Related Earned Value Metrics
The cost variance should be analyzed in conjunction with the schedule variance (SV), which tells you how far ahead or behind schedule the project is.
- CV and SV are positive: The project is under budget and ahead of schedule (hooray!)
- CV is positive and SV is negative: The project is under budget but behind schedule. In other words, the tasks performed were efficient, but more of them should have been performed by now.
- CV is negative and SV is positive: The project is over budget but ahead of schedule. In other words, the tasks that have been performed have cost too much, but more of them have been performed than scheduled.
- CV and SV are negative: The project is over budget and behind schedule (boo!)
The Cost Performance Index (CPI) is similar to CV but is relative to the task budget. It gives you an idea how far over or under budget the task is relative to the overall task budget. As you can imagine, a -$500 cost variance is insignificant to a billion dollar oil platform project but quite significant to a $4,000 wall painting project.
Cost Baseline
In order to calculate the cost variance, the project must initially be divided into tasks and each task must be assigned the following data:
- Start and Finish Dates
- Budget
This is called the cost baseline, and it gives the project manager something to track against. Project scheduling is one of the fundamental aspects of project management.
Example
In this example we have a project with two tasks:
- Purchase Supplies
- Paint Wall
The initial cost baseline is:
ID | Task | Start date | End Date | Budget |
---|---|---|---|---|
100 | Purchase Supplies | Mar. 8 | Mar. 18 | $2,000 |
200 | Paint Wall | Mar. 10 | Mar. 23 | $500 |
TOTAL | $2,500 |
Let’s say it’s March 13 today. Determine the Cost Variance for the project.
Step 1: Determine the percent complete for each task. We will assume the tasks are 50% and 25% complete, respectively.
We will add a percent complete column to the table.
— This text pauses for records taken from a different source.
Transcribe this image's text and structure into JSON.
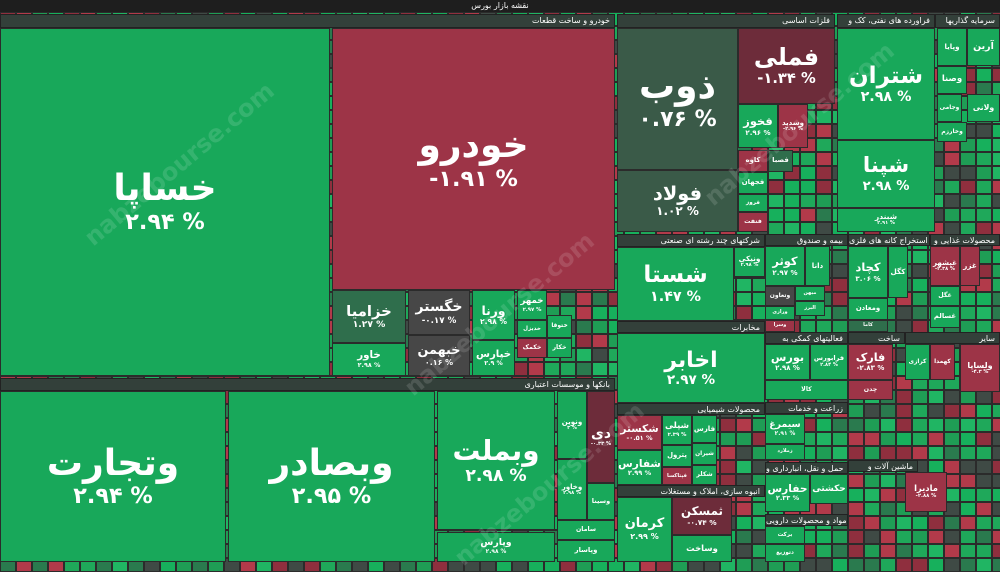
{
  "title": "نقشه بازار بورس",
  "watermark": "nabzebourse.com",
  "sectors": [
    {
      "name": "خودرو و ساخت قطعات",
      "tiles": [
        {
          "name": "خساپا",
          "change": "۲.۹۴ %"
        },
        {
          "name": "خودرو",
          "change": "-۱.۹۱ %"
        },
        {
          "name": "خزامیا",
          "change": "۱.۲۷ %"
        },
        {
          "name": "خاور",
          "change": "۲.۹۸ %"
        },
        {
          "name": "خگستر",
          "change": "-۰.۱۷ %"
        },
        {
          "name": "خبهمن",
          "change": "۰.۱۶ %"
        },
        {
          "name": "ورنا",
          "change": "۲.۹۸ %"
        },
        {
          "name": "خپارس",
          "change": "۲.۹ %"
        },
        {
          "name": "خمهر",
          "change": "۲.۹۷ %"
        },
        {
          "name": "خدیزل"
        },
        {
          "name": "خکمک"
        },
        {
          "name": "خکار"
        },
        {
          "name": "ختوقا"
        }
      ]
    },
    {
      "name": "بانکها و موسسات اعتباری",
      "tiles": [
        {
          "name": "وتجارت",
          "change": "۲.۹۴ %"
        },
        {
          "name": "وبصادر",
          "change": "۲.۹۵ %"
        },
        {
          "name": "وبملت",
          "change": "۲.۹۸ %"
        },
        {
          "name": "وپارس",
          "change": "۲.۹۸ %"
        },
        {
          "name": "ونوین",
          "change": "۳ %"
        },
        {
          "name": "دی",
          "change": "-۰.۳۳ %"
        },
        {
          "name": "وخاور",
          "change": "۲.۹۸ %"
        },
        {
          "name": "وسینا"
        },
        {
          "name": "سامان"
        },
        {
          "name": "وپاسار"
        }
      ]
    },
    {
      "name": "فلزات اساسی",
      "tiles": [
        {
          "name": "ذوب",
          "change": "۰.۷۶ %"
        },
        {
          "name": "فملی",
          "change": "-۱.۳۴ %"
        },
        {
          "name": "فخوز",
          "change": "۲.۹۶ %"
        },
        {
          "name": "وسدید",
          "change": "-۲.۹۶ %"
        },
        {
          "name": "فولاد",
          "change": "۱.۰۲ %"
        },
        {
          "name": "کاوه"
        },
        {
          "name": "فجهان"
        },
        {
          "name": "فروز"
        },
        {
          "name": "فنفت"
        },
        {
          "name": "فصبا"
        }
      ]
    },
    {
      "name": "فراورده های نفتی، کک و",
      "tiles": [
        {
          "name": "شتران",
          "change": "۲.۹۸ %"
        },
        {
          "name": "شپنا",
          "change": "۲.۹۸ %"
        },
        {
          "name": "شبندر",
          "change": "۲.۹۱ %"
        }
      ]
    },
    {
      "name": "سرمایه گذاریها",
      "tiles": [
        {
          "name": "وپایا"
        },
        {
          "name": "آرین"
        },
        {
          "name": "وصنا"
        },
        {
          "name": "وجامی"
        },
        {
          "name": "ولانی"
        },
        {
          "name": "وخارزم"
        }
      ]
    },
    {
      "name": "شرکتهای چند رشته ای صنعتی",
      "tiles": [
        {
          "name": "شستا",
          "change": "۱.۴۷ %"
        },
        {
          "name": "ونیکی",
          "change": "۲.۹۸ %"
        }
      ]
    },
    {
      "name": "مخابرات",
      "tiles": [
        {
          "name": "اخابر",
          "change": "۲.۹۷ %"
        }
      ]
    },
    {
      "name": "محصولات شیمیایی",
      "tiles": [
        {
          "name": "شکستر",
          "change": "-۰.۵۱ %"
        },
        {
          "name": "شپلی",
          "change": "۲.۳۹ %"
        },
        {
          "name": "فارس"
        },
        {
          "name": "شیران"
        },
        {
          "name": "پترول"
        },
        {
          "name": "شفارس",
          "change": "۲.۹۹ %"
        },
        {
          "name": "شکلر"
        },
        {
          "name": "فپتاکسا"
        }
      ]
    },
    {
      "name": "انبوه سازی، املاک و مستغلات",
      "tiles": [
        {
          "name": "کرمان",
          "change": "۲.۹۹ %"
        },
        {
          "name": "ثمسکن",
          "change": "-۰.۷۴ %"
        },
        {
          "name": "وساخت"
        }
      ]
    },
    {
      "name": "بیمه و صندوق",
      "tiles": [
        {
          "name": "کوثر",
          "change": "۲.۹۷ %"
        },
        {
          "name": "دانا"
        },
        {
          "name": "وتعاون"
        },
        {
          "name": "میهن"
        },
        {
          "name": "ورازی"
        },
        {
          "name": "البرز"
        },
        {
          "name": "وسرا"
        }
      ]
    },
    {
      "name": "فعالیتهای کمکی به",
      "tiles": [
        {
          "name": "بورس",
          "change": "۲.۹۸ %"
        },
        {
          "name": "فرابورس",
          "change": "۲.۸۴ %"
        },
        {
          "name": "کالا"
        }
      ]
    },
    {
      "name": "زراعت و خدمات",
      "tiles": [
        {
          "name": "سیمرغ",
          "change": "۲.۹۱ %"
        },
        {
          "name": "زملارد"
        }
      ]
    },
    {
      "name": "حمل و نقل، انبارداری و",
      "tiles": [
        {
          "name": "حفارس",
          "change": "۲.۳۳ %"
        },
        {
          "name": "حکشتی"
        }
      ]
    },
    {
      "name": "مواد و محصولات دارویی",
      "tiles": [
        {
          "name": "برکت"
        },
        {
          "name": "دتوزیع"
        }
      ]
    },
    {
      "name": "استخراج کانه های فلزی",
      "tiles": [
        {
          "name": "کچاد",
          "change": "۳.۰۶ %"
        },
        {
          "name": "کگل"
        },
        {
          "name": "ومعادن"
        },
        {
          "name": "کاما"
        }
      ]
    },
    {
      "name": "محصولات غذایی و",
      "tiles": [
        {
          "name": "غبشهر",
          "change": "-۲.۳۸ %"
        },
        {
          "name": "غزر"
        },
        {
          "name": "غگل"
        },
        {
          "name": "غسالم"
        }
      ]
    },
    {
      "name": "ساخت",
      "tiles": [
        {
          "name": "فارک",
          "change": "-۲.۸۳ %"
        },
        {
          "name": "چدن"
        }
      ]
    },
    {
      "name": "سایر",
      "tiles": [
        {
          "name": "کرازی"
        },
        {
          "name": "کهمدا"
        },
        {
          "name": "ولساپا",
          "change": "-۴.۳ %"
        }
      ]
    },
    {
      "name": "ماشین آلات و",
      "tiles": [
        {
          "name": "مادیرا",
          "change": "-۲.۸۸ %"
        }
      ]
    }
  ]
}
ID | Task | Start date | End Date | Budget | % Complete |
---|---|---|---|---|---|
100 | Purchase Supplies | Mar. 8 | Mar. 18 | $2,000 | 50% |
200 | Paint Wall | Mar. 10 | Mar. 23 | $500 | 25% |
TOTAL | $500 |
Step 2: Determine Earned Value (EV)
Task 100 is 50% complete, therefore EV = 50% x $2,000 = $1,000.
Task 200 is 25% complete, therefore EV = 25% x $500 = $125.
Next we will add a column called EV.
ID | Task | Start date | End Date | Budget | % Complete | EV |
---|---|---|---|---|---|---|
100 | Purchase Supplies | Mar. 8 | Mar. 18 | $2,000 | 50% | $1,000 |
200 | Paint Wall | Mar. 10 | Mar. 23 | $500 | 25% | $125 |
TOTAL | $2,500 | $1,125 |
Step 3: Determine Actual Cost (AC).
We will assume that we have spent $1,200 on Task 100 and $25 on Task 200.
Now we will add a column called AC.
ID | Task | Start date | End Date | Budget | % Complete | EV | AC |
---|---|---|---|---|---|---|---|
100 | Purchase Supplies | Mar. 8 | Mar. 18 | $2,000 | 50% | $1,000 | $1,200 |
200 | Paint Wall | Mar. 10 | Mar. 23 | $500 | 25% | $125 | $25 |
TOTAL | $2,500 | $1,125 | $1,225 |
Step 4: Determine Cost Variance (CV)
CV = EV – AC.
ID | Task | Start date | End Date | Budget | % Complete | EV | AC | CV |
---|---|---|---|---|---|---|---|---|
100 | Purchase Supplies | Mar. 18 | Mar. 18 | $2,000 | 50% | $1,000 | $1,200 | -$200 |
200 | Paint Wall | Mar. 10 | Mar. 23 | $500 | 25% | $125 | $25 | $100 |
TOTAL | $2,500 | $1,125 | $1,225 | -$100 |
The overall project cost variance is negative $100, therefore the project is over budget. The first task is over budget, and the second task is under budget but not enough to make up the shortfall.
The paint supplies cost too much so the wall painting has to be cheaper to make up the difference.